Großbritannien: Abtreibungsvotum beunruhigt Kirche „zutiefst”
Dabei handele es sich um die größte Änderung der Abtreibungsgesetze seit fast 60 Jahren, meldete die BBC nach der Abstimmung in London am Dienstagabend. Bisher drohten Frauen strafrechtliche Folgen, wenn sie ihr Kind nach der 24. Schwangerschaftswoche abtrieben. Die Labour-Abgeordnete Tonia Antoniazzi hatte den Änderungsantrag im Parlament eingebracht.
Ärzte, die bei einer Frau nach der gesetzlich vorgeschriebenen Frist, also nach der 24. Woche, einen Schwangerschaftsabbruch vornehmen, können weiterhin strafrechtlich belangt werden. Auch bleiben geltende Beratungsregeln und -fristen bestehen. Über einen zweiten Änderungsantrag, in dem gefordert worden war, alle Klauseln zum Thema Abtreibung aus dem Gesetz zu streichen und zugleich Schwangerschaftsabbrüche als Menschenrecht zu verankern, wurde nach Beschluss des ersten nicht mehr abgestimmt.
Der Änderungsantrag für den vor allem Abgeordnete der regierenden Labour-Partei und der Liberaldemokraten stimmten, ist Teil eines größeren Gesetzentwurfs der britischen Regierung zur Strafjustiz. Die neuen Regeln für Schwangerschaftsabbrüche treten nur in Kraft, wenn der Gesetzentwurf in seiner Gesamtheit verabschiedet wird. Die Beratungen dazu gingen am Mittwoch weiter.
Massive Kritik aus Kirche und Pro-Life-Organisationen
Lebensschutzorganisationen und die katholische Bischofskonferenz von England und Wales reagierten mit massiver Kritik. Der neue Paragraf „hebt jegliche strafrechtliche Haftung für Frauen auf, die aus irgendeinem Grund zu irgendeinem Zeitpunkt, einschließlich bis zur Geburt und während der Geburt, eine Abtreibung vornehmen lassen“, erklärte „Lebensschutzbischof“ John Sherrington. Man sei „zutiefst beunruhigt“.

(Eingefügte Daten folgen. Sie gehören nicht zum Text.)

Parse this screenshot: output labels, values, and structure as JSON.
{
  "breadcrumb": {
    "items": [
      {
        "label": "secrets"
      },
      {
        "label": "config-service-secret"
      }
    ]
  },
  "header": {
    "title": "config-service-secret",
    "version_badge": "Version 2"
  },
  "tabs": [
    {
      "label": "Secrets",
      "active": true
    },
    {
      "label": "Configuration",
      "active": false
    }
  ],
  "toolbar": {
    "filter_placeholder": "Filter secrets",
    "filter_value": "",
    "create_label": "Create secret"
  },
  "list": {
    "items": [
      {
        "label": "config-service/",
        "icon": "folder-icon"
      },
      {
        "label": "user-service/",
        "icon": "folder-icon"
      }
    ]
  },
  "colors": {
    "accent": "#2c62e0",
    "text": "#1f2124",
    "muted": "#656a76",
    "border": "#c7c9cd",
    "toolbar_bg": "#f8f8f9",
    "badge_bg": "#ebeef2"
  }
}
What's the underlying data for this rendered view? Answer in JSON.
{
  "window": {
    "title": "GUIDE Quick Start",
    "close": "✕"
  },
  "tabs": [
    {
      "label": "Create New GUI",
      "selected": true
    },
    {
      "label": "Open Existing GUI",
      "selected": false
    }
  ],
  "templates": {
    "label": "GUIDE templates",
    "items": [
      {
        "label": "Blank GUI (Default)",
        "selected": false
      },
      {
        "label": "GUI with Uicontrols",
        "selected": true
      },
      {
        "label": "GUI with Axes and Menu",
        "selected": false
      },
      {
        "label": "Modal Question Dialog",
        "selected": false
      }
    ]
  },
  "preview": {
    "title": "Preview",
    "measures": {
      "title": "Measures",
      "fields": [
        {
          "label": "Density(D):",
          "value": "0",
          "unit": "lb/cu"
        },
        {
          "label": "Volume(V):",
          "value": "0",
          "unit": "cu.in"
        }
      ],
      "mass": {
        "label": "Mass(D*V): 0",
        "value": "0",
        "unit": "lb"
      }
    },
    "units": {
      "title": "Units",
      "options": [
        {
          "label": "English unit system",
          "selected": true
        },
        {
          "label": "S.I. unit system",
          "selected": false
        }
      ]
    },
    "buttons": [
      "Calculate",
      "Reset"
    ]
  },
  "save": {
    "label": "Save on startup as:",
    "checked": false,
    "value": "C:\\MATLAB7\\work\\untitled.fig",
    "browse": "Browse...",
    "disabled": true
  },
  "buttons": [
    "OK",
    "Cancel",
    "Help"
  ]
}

Die Entscheidung schränke den Schutz ungeborenen Lebens erheblich ein, so der Erzbischof von Liverpool, der auch vor schwerwiegenden Folgen für schwangere Frauen warnte. „Frauen werden noch anfälliger für Manipulationen, Zwangsabtreibungen und erzwungene Abtreibungen sein. Diese Gesetzesänderung wird auch von ärztlichen Konsultationen abhalten und die Verwendung von Abtreibungspillen für gefährliche Spätabtreibungen zu Hause wahrscheinlicher machen“, so der Bischof.
Auch die „Society for the Protection of Unborn Children“ kritisierte die Gesetzesänderung scharf. Damit würde eine Frau, selbst wenn sie kurz vor der Geburt ihr Kind abtreiben würde, keine Straftat mehr begehen, sagte Sprecherin Alithea Williams laut Katholischer Nachrichten-Agentur (KNA). „Jetzt wird sogar der sehr begrenzte Schutz, den das Gesetz bietet, weggenommen.“
„Einstellung der Gesellschaft"
Unterstützt wurde der Antrag laut BBC von allen großen Abtreibungsanbietern und 50 Organisationen, etwa der Fachgesellschaft für Gynäkologie und Geburtshilfe Royal College of Obstetricians and Gynaecologists (RCOG). Deren Präsidentin, Ranee Thakar, begrüßte die Entscheidung des Parlaments. Die Entscheidung spiegle die Einstellung der Gesellschaft wider, die mit großer Mehrheit das Recht der Frauen unterstütze, vertraulich und ohne Angst vor Verfolgung Zugang zu Abtreibungsverfolgung zu erhalten.
Grundsätzlich gilt eine Abtreibung in England und Wales weiter als illegal. Bislang blieb sie aber für Frauen bis zur 24. Woche straffrei, nach dem neuen Gesetz nun auch darüber hinaus. Eine ähnliche Regelung gilt auch in Österreich: Auch hier sind Schwangerschaftsabbrüche verboten, unter bestimmten Bedingungen jedoch innerhalb der ersten drei Monate straffrei, bei Gefahr für das Leben der Mutter auch darüber hinaus. In England und Wales kann eine Abtreibung auch zu Hause durch die Einnahme entsprechender Medikamente durchgeführt werden, jedoch nur bis zur 10. Schwangerschaftswoche.